On Audio Deep Fakes

Charlie G. Peterson
3 min readJan 24, 2022

Have you heard of an audio deepfake? Back in 2019 a British energy firm did not know about this and they had a thief steal $250,000. You probably already know about visual deepfakes where deepfakes where a person is digitally transplanted one person’s face is put on another person’s face. Here on TikTok we have this Tom Cruise account. Disney has done this in Star Wars shows.

But think about what a machine needs to understand in order to make this happen. The A.I. or machine learning system needs to know what the source face looks like from all angles. It needs to have a sense of the 3D geometry of the person’s face, how it moves through the world, how it responds to light and what their face does when they emote.

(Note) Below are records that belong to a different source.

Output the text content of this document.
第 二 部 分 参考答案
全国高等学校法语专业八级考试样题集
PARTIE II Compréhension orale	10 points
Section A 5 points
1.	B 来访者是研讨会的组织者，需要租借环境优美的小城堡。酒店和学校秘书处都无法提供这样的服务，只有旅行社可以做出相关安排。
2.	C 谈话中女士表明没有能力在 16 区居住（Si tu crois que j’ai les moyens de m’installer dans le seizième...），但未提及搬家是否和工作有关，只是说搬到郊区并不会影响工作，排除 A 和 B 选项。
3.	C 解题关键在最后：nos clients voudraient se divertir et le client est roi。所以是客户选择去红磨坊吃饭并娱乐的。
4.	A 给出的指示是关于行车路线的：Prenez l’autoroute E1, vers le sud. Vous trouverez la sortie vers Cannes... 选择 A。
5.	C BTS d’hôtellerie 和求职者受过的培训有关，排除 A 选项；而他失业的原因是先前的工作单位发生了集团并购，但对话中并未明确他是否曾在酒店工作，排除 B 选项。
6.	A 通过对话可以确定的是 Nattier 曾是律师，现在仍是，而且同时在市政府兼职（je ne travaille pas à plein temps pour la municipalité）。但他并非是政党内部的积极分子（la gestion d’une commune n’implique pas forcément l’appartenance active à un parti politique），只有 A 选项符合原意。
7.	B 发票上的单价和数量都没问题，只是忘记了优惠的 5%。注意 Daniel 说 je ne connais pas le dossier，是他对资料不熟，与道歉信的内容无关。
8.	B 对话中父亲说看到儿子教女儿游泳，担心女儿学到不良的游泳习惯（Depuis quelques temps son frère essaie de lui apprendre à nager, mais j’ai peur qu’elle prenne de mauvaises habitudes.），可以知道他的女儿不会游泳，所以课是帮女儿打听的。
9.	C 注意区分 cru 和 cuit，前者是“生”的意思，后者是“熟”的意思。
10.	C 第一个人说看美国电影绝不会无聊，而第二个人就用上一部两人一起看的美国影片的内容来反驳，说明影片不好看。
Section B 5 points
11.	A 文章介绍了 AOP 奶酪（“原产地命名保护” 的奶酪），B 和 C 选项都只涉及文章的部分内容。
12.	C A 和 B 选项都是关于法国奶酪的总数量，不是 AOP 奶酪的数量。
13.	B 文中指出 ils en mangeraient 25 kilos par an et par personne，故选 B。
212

It literally needs a skin deep understanding of the person. But a similar technology can be used to analyze audio. And this is not theoretical. Like I mentioned in the beginning, in 2019, a company was called the employee answer the phone to hear his boss say on the other side. Transfer €220,000 to this firm and urgently. And the employee was like, What’s the account number? I’m on it, boss. So within the afternoon that money was gone for good. Now, should you be imminently worried about this? Like, are you going to get a call from a scammer this afternoon? That sounds like your mom. Probably not. And, remember, you need lots and lots of photos to teach a visual machine learning system how to understand a person’s face.

For now, thieves are probably going to target people who are public figures with lots of publicly available audio to train the machine learning models on. That’s only true for now. Ever since the iPhone 8, Apple has been including neural engines in their processing architectures in your phones. These are chips specifically designed to run the kind of machine learning calculations that are used for these purposes.

So like think back to the deep fake, right? You need to understand the 3D geometry of a person’s face and how it moves over time. That’s literally what, like, memoji does with the Snapchat filter does what all these TikTok filters do. It’s not out of the realm of possibility within a couple of years, almost anyone could be capable of an attack like this.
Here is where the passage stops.